Meinhaj Hussain, email@example.com
Bismillah arrahaman arrahim. I came across the Nakhoda Ragam Class boats and it appears that they are still up for sale after almost 11 years since they were launched. The boats were originally ordered by Brunei Darussalam and contracted to a British shipyard. There was a disagreement, and the ships were not suitable for Brunei. The reason is perhaps that the Brunei Navy operates diesel engine boats and does not have facilities to maintain the turbine engines these boats are designed with.
The Brunei government sought to sell the boats but the boats have yet to find a buyer. There was talk that Algeria had already bought the boats, but this seems to be false from this report which states:
The only other option for Algeria was the three ex-Brunei class corvettes that are for sale on the used market. AMI’s source indicates that these have been ruled out.
If these boats are still available, they could prove useful for the Pakistan Navy, provided they can get them at bargain basement prices. The systems are still relatively modern, and they pack quite a punch. Pakistan was originally interested in purchasing these boats but their negotiations with the German company Lurssen, in charge of selling the boats, was not particularly fruitful. Not surprising given that the asking price back then was $300 million per boat.
If the boats are still available for sale, I would suggest Pakistan makes another bid for them, but in a somewhat different manner. A team of senior Pakistani military officers should be sent to Brunei and approach the Sultan personally. The Sultan is popular, fair and generous, a very reasonable man by all accounts. A reasonable offer may be made perhaps along the following lines:
1. That Brunei sells the ships at $50 million per boat.
2. That one corvette will serve the Royal Brunei Navy for 6 months after every 2 years.
3. That the boat mentioned in point 2 above will be manned and operated by the Pakistan Navy but fly the Brunei Flag and have a Royal Brunei officer on board in joint command.

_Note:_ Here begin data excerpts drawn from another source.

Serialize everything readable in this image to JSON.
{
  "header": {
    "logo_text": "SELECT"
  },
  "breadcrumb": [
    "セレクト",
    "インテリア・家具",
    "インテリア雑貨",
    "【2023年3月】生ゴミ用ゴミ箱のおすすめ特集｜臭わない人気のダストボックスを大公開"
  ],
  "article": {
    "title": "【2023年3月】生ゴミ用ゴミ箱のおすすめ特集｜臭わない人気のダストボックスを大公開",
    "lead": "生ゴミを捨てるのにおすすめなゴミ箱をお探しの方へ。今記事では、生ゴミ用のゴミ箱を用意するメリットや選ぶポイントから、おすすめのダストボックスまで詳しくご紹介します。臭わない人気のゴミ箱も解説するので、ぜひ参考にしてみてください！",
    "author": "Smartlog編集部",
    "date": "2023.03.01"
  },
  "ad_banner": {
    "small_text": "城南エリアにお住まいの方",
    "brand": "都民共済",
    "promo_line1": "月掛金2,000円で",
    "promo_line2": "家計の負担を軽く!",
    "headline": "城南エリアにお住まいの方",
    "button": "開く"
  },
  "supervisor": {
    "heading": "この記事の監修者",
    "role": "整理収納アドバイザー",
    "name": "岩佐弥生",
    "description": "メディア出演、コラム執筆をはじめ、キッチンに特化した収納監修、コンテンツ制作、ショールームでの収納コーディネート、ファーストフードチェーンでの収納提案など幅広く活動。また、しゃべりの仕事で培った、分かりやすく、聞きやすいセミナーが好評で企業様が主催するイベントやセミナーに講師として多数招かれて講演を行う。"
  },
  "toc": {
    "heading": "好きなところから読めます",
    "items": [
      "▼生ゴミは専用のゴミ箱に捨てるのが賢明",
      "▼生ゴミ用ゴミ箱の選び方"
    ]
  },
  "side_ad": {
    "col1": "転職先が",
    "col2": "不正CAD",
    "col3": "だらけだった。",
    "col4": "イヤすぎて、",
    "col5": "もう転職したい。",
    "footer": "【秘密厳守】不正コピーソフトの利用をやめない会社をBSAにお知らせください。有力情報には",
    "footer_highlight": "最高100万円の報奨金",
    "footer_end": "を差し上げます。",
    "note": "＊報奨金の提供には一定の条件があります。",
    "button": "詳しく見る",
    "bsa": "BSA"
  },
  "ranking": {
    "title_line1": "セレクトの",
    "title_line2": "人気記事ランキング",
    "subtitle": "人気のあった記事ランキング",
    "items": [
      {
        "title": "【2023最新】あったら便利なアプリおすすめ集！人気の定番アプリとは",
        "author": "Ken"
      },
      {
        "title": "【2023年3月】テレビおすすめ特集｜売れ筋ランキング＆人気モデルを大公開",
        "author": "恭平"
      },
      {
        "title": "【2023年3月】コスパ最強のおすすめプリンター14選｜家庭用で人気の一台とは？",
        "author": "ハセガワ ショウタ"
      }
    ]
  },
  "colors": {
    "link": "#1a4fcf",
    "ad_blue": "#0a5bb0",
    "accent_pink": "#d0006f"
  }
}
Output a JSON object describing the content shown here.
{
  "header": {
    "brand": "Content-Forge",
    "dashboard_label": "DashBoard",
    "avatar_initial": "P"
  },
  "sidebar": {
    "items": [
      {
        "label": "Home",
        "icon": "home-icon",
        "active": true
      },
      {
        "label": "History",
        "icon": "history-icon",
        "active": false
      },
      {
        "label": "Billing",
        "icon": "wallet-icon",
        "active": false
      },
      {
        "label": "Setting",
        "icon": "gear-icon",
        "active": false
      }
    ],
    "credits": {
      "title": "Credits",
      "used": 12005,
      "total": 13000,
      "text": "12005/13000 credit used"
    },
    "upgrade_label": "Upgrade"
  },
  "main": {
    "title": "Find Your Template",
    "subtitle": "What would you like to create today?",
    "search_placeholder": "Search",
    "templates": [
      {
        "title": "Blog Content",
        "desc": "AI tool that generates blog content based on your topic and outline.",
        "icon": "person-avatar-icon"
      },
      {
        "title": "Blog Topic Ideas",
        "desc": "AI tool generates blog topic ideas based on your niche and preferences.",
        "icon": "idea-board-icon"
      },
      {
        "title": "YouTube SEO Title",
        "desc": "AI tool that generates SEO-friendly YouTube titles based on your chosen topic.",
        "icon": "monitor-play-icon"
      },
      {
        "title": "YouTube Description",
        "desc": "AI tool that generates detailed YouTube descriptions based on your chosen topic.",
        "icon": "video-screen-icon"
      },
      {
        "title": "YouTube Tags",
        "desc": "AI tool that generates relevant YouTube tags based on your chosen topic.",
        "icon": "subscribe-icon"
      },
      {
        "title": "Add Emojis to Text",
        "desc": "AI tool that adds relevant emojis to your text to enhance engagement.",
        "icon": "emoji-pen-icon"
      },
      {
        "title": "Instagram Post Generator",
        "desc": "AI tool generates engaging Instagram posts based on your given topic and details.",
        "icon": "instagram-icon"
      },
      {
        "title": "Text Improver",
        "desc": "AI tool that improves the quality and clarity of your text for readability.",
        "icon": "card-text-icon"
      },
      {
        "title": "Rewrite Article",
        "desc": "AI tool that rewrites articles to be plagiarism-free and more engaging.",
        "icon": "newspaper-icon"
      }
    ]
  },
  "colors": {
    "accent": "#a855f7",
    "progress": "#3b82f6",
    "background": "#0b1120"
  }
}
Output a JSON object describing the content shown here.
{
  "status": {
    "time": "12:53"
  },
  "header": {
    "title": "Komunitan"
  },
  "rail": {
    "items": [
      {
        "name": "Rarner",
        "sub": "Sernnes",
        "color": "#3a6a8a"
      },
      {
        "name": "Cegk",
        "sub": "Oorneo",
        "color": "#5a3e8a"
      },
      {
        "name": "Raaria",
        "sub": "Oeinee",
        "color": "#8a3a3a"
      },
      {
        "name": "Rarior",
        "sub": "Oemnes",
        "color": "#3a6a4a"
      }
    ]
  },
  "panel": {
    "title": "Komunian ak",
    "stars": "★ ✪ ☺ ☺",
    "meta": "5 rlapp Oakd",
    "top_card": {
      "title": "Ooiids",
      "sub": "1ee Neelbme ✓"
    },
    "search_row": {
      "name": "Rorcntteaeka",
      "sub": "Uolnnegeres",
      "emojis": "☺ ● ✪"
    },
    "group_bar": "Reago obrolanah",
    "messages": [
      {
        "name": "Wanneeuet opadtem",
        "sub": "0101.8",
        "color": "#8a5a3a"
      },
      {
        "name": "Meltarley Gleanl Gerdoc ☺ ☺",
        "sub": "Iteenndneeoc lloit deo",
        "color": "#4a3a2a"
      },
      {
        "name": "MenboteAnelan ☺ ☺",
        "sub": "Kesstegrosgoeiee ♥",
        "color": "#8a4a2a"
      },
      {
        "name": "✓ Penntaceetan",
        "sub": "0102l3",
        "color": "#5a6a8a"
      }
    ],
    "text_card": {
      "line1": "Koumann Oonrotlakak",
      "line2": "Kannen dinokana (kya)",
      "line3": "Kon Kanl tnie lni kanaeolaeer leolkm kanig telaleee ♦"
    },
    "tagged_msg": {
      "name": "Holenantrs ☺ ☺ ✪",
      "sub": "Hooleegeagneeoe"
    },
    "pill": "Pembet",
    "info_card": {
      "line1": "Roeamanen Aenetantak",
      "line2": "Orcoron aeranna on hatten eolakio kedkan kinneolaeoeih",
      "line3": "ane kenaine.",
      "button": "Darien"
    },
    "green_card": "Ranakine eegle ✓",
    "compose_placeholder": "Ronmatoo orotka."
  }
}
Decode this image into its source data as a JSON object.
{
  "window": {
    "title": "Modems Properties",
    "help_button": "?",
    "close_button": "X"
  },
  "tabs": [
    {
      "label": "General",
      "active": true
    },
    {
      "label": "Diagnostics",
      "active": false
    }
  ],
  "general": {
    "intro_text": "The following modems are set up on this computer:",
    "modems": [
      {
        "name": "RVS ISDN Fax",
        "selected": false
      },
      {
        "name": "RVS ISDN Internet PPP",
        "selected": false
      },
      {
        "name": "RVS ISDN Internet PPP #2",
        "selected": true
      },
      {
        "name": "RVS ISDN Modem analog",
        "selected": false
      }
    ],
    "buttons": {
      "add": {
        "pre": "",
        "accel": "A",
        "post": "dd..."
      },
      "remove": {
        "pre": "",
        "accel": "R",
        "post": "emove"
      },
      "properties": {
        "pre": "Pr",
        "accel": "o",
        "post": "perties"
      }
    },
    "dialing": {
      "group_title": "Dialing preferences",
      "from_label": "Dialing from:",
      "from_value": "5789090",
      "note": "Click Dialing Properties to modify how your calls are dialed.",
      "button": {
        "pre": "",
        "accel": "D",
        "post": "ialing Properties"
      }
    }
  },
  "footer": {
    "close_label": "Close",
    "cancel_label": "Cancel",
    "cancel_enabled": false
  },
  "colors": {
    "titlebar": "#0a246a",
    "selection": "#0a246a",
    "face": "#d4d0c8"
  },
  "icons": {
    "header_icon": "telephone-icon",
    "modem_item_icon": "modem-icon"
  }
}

4. That this boat (mentioned in point 2) will patrol and operate in Brunei waters guarding Brunei's maritime interest during this period.
5. That during national emergencies in either Brunei or Pakistan, all three boats will be deployed to the state under threat.
6. That the above treaty will be in effect for 10 years from the date the boats are handed over to Pakistan.
Such a solution would be helpful for both Brunei, who have boats rusting in some pier in UK, not to mention the costs involved with keeping them, and Pakistan, that badly needs naval assets on the cheap to counter a much larger naval threat.